Not only is the Karl-Marx-Hof much larger than the traditional Viennese apartment building, but it also choreographs a carefully modulated entry sequence in its plan: from the public space of the street, into the semipublic space of the courtyard, to the communal space of the facilities (kindergartens, laundries, libraries, etc.), located in it, to the private spaces of the apartments.
Eve Blau, Re-Visiting Red Vienna
It’s physically the same city — the mid-rise, mixed-use, mostly pedestrian city that has been working well for hundreds if not thousands of years — but slightly re-organized to serve different people.
This kind of re-development couldn’t be more different from slum clearing and “urban renewal” projects of the Robert Moses era. And it’s stood the test of time — whereas many of our towers have decayed or been demolished, these buildings still exist, and still provide affordable housing to a wide spectrum of residents. 60% of Vienna’s population lives in the 420,000 units of social housing the city now hosts, and the city’s housing costs are around half those of ZĂĽrich.
What would a leftist urbanism look like today?

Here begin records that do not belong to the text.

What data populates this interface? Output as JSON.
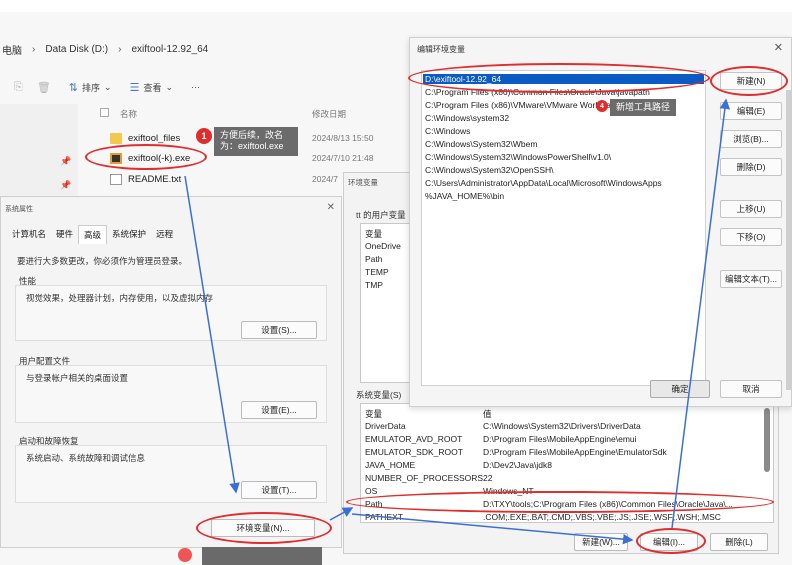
{
  "explorer": {
    "breadcrumb": [
      "电脑",
      "Data Disk (D:)",
      "exiftool-12.92_64"
    ],
    "toolbar": {
      "sort_label": "排序",
      "view_label": "查看",
      "more_label": "···"
    },
    "columns": {
      "name": "名称",
      "date": "修改日期"
    },
    "files": [
      {
        "name": "exiftool_files",
        "date": "2024/8/13 15:50",
        "type": "folder"
      },
      {
        "name": "exiftool(-k).exe",
        "date": "2024/7/10 21:48",
        "type": "exe"
      },
      {
        "name": "README.txt",
        "date": "2024/7",
        "type": "txt"
      }
    ]
  },
  "system_properties": {
    "title": "系统属性",
    "tabs": [
      "计算机名",
      "硬件",
      "高级",
      "系统保护",
      "远程"
    ],
    "active_tab": "高级",
    "admin_notice": "要进行大多数更改，你必须作为管理员登录。",
    "performance": {
      "heading": "性能",
      "desc": "视觉效果，处理器计划，内存使用，以及虚拟内存",
      "button": "设置(S)..."
    },
    "user_profiles": {
      "heading": "用户配置文件",
      "desc": "与登录帐户相关的桌面设置",
      "button": "设置(E)..."
    },
    "startup_recovery": {
      "heading": "启动和故障恢复",
      "desc": "系统启动、系统故障和调试信息",
      "button": "设置(T)..."
    },
    "env_button": "环境变量(N)..."
  },
  "environment_variables": {
    "title": "环境变量",
    "user_section_label": "tt 的用户变量",
    "user_vars": [
      "变量",
      "OneDrive",
      "Path",
      "TEMP",
      "TMP"
    ],
    "system_section_label": "系统变量(S)",
    "system_vars": [
      {
        "name": "变量",
        "value": "值"
      },
      {
        "name": "DriverData",
        "value": "C:\\Windows\\System32\\Drivers\\DriverData"
      },
      {
        "name": "EMULATOR_AVD_ROOT",
        "value": "D:\\Program Files\\MobileAppEngine\\emui"
      },
      {
        "name": "EMULATOR_SDK_ROOT",
        "value": "D:\\Program Files\\MobileAppEngine\\EmulatorSdk"
      },
      {
        "name": "JAVA_HOME",
        "value": "D:\\Dev2\\Java\\jdk8"
      },
      {
        "name": "NUMBER_OF_PROCESSORS",
        "value": "22"
      },
      {
        "name": "OS",
        "value": "Windows_NT"
      },
      {
        "name": "Path",
        "value": "D:\\TXY\\tools;C:\\Program Files (x86)\\Common Files\\Oracle\\Java\\..."
      },
      {
        "name": "PATHEXT",
        "value": ".COM;.EXE;.BAT;.CMD;.VBS;.VBE;.JS;.JSE;.WSF;.WSH;.MSC"
      }
    ],
    "buttons": {
      "new": "新建(W)...",
      "edit": "编辑(I)...",
      "delete": "删除(L)"
    }
  },
  "edit_env": {
    "title": "编辑环境变量",
    "entries": [
      "D:\\exiftool-12.92_64",
      "C:\\Program Files (x86)\\Common Files\\Oracle\\Java\\javapath",
      "C:\\Program Files (x86)\\VMware\\VMware Workstation\\bin\\",
      "C:\\Windows\\system32",
      "C:\\Windows",
      "C:\\Windows\\System32\\Wbem",
      "C:\\Windows\\System32\\WindowsPowerShell\\v1.0\\",
      "C:\\Windows\\System32\\OpenSSH\\",
      "C:\\Users\\Administrator\\AppData\\Local\\Microsoft\\WindowsApps",
      "%JAVA_HOME%\\bin"
    ],
    "selected_index": 0,
    "hidden_entry_index": 4,
    "buttons": {
      "new": "新建(N)",
      "edit": "编辑(E)",
      "browse": "浏览(B)...",
      "delete": "删除(D)",
      "up": "上移(U)",
      "down": "下移(O)",
      "edit_text": "编辑文本(T)...",
      "ok": "确定",
      "cancel": "取消"
    }
  },
  "annotations": {
    "step1": {
      "badge": "1",
      "line1": "方便后续，改名",
      "line2": "为：exiftool.exe"
    },
    "step4": {
      "badge": "4",
      "text": "新增工具路径"
    }
  },
  "colors": {
    "accent_red": "#e02d2d",
    "selection_blue": "#0a5bc4",
    "arrow_blue": "#3b6fd6",
    "tooltip_gray": "#6b6b6b"
  }
}
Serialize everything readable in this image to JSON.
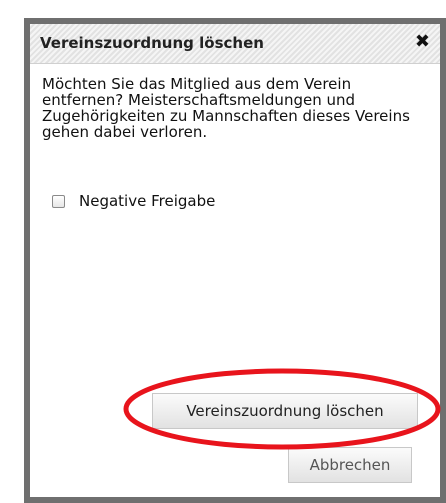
{
  "dialog": {
    "title": "Vereinszuordnung löschen",
    "close_icon": "close-icon",
    "message": "Möchten Sie das Mitglied aus dem Verein entfernen? Meisterschaftsmeldungen und Zugehörigkeiten zu Mannschaften dieses Vereins gehen dabei verloren.",
    "checkbox": {
      "label": "Negative Freigabe",
      "checked": false
    },
    "buttons": {
      "delete_label": "Vereinszuordnung löschen",
      "cancel_label": "Abbrechen"
    }
  },
  "annotation": {
    "highlight_color": "#e8141c"
  },
  "colors": {
    "border": "#6f6f6f",
    "titlebar": "#e9e9e9"
  }
}
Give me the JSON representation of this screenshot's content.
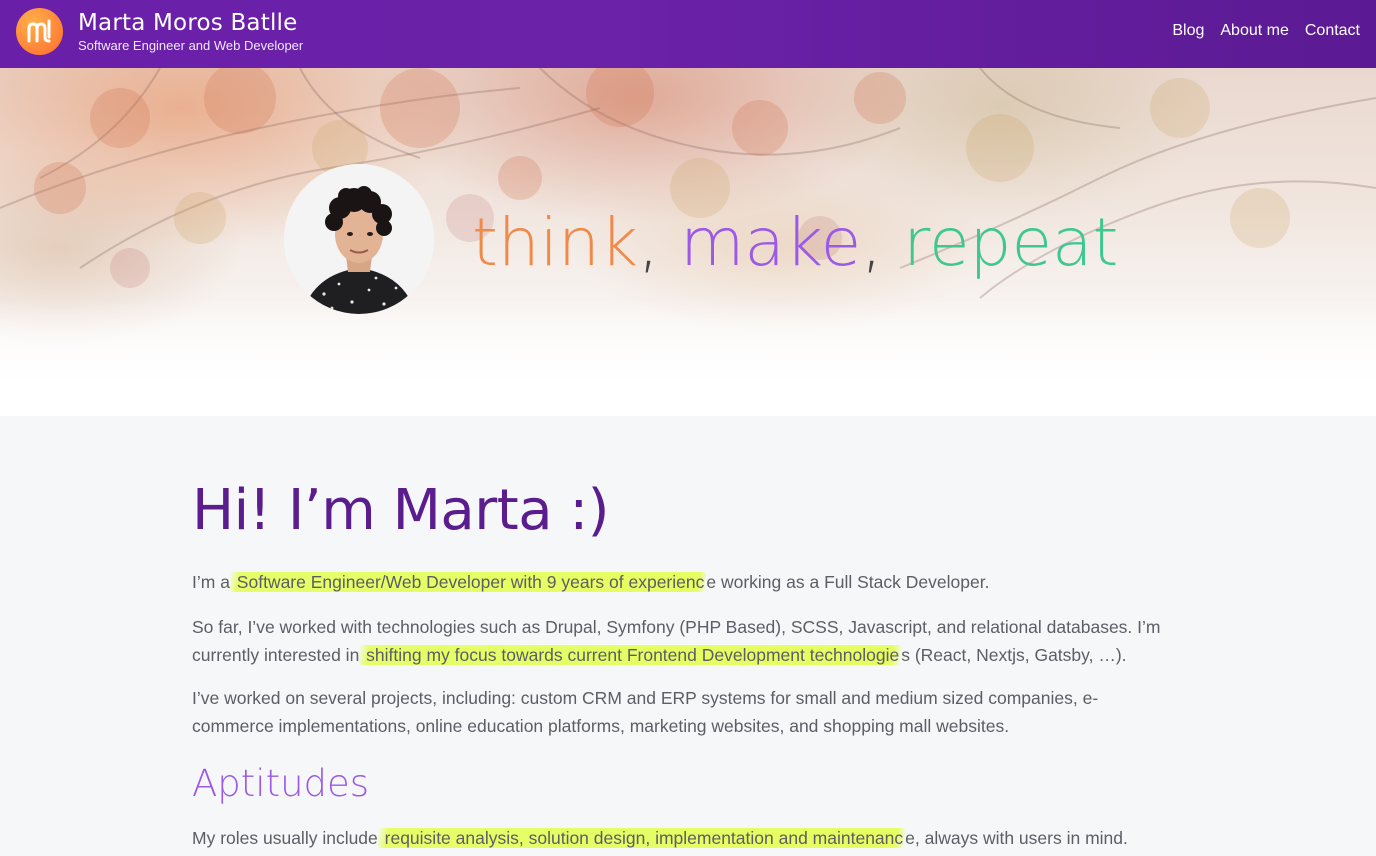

How can we make our cities into thriving places for everyone? Blau suggests that the modest apartments, and the social housing itself even with all of the shared facilities, was really just a small part of the mental space Vienna was trying to reallocate to its working population. There were trying to make a shared city where everyone had a role to play in its creation. They had a vision for what a successful city looks like.
The unholy alliance of leftists and the anti-development CAVE people certainly isn’t it. The mass redistribution of urban land-based wealth that Red Vienna pulled off is certainly attractive — and seems to be what many democratic socialists in the US idealize, but holding out for that while working alongside wealthy homeowners seems… not pragmatic.